Among the most influential artist-activists in photographic history, Lewis Hine deployed the camera as an instrument of social change. Commissioned by social welfare agencies, he traveled the country to record the harsh conditions under which immigrants and children lived and labored. From 1908 to 1913, he worked as an investigative photographer for the National Child Labor Committee, documenting children working in mills, factories, canneries, mines, and agricultural fields across America. His compelling images ultimately helped to establish child labor laws in the United States.

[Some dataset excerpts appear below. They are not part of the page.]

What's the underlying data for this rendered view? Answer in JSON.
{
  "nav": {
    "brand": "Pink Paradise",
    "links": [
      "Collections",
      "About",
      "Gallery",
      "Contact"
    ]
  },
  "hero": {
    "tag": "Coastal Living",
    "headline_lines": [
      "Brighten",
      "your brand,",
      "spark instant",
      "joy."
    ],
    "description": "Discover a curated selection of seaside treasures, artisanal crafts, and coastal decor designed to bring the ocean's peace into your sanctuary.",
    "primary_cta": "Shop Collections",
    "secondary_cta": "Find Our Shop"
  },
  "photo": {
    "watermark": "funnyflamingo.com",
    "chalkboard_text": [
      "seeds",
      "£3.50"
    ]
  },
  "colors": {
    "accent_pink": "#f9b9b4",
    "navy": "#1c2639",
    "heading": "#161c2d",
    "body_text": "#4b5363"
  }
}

Hine coined the term “photo-story,” precursor of the photo-essay, to describe his work as an investigative photographer, in which he combined image and text. A keen observer, he captioned his images with detailed information about the subject’s context. “The average person believes implicitly that the photograph cannot falsify,” Hine explained. “Of course, you and I know that this unbounded faith in the integrity of the photograph is often rudely shaken, for, while photographs may not lie, liars may photograph.” Here, he depicts a group of boys at the noon hour outside a bottle factory in New Jersey. Our modern selves identify this as the lunch break, although these children may well have been working through the night and just ending their shift, as indicated in his notes on young workers from another glass factory in the South: “Glass blower and mold boy. Boy has 4 1/2 hours of this at a stretch; then an hour’s rest and 4 1/2 more: cramped position. Day shift one week: night shift next. Grafton. W. Va.”
All of Hines’s photographs reside in the Library of Congress and are searchable online by industry, location, and date. If you have ancestors who worked in agriculture, a mill, factory, or mine, you may be able to find an image of them here.